Taking the superficial facts of the situation in Ireland as it is at present concerning the attitude of the minority, the position is. as follows :
The Irish people have voted in favour of the Free State idea by an overwhelming majority. This is the fact that cannot be swept aside by sensational remarks. Consequently, whatever the minority may think of the Free State position, the only sensible course for them to follow is to accept the position the vote of the people has forced upon them for the present, but work to alter the mental outlook of the majority so that future elections will see the Free State position supplanted by the one the present minority favour. To endeavour to alter the views of the mass of the population by battering their heads is a nonsensical attitude to take up. Besides, has not the common cry of Ireland for years been that the majority of the Irish people were being coerced to suit the ideas of a. minority ?
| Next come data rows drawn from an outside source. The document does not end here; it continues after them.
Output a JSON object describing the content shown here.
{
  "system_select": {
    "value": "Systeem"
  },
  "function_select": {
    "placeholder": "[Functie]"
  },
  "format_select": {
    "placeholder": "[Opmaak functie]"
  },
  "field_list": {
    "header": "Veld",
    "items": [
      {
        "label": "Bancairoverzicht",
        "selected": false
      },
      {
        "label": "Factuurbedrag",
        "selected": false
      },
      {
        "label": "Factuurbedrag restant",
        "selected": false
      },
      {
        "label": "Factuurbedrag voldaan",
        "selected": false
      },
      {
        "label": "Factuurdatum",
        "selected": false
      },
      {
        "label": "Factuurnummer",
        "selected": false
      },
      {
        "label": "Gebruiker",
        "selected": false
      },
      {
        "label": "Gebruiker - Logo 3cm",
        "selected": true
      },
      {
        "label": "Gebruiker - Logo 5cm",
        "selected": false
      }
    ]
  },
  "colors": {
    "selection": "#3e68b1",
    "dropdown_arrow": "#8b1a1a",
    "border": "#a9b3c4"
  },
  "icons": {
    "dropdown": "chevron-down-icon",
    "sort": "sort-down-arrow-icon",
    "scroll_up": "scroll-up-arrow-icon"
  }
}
Whether or not the English Government has bought over the Collins group does not hide the fact that the majority of the Irish population agree to the position Collins has taken up. This should sign “finis” to the matter for the present without further useless throwing away of lives.
It may appear very heroic to fight a losing battle to the end; martrydom is always a very questionable attitude, though it may be spectacular. In the present circumstances, where it involves the lives of numbers of Irish working people who do not yet understand their social position, it is criminal folly.
Finally, as mentioned above, whatever the immediate outcome of the struggle may be, one thing is certain; it will still leave the Irish workers wage labourers—and that is the essence of the matter for us.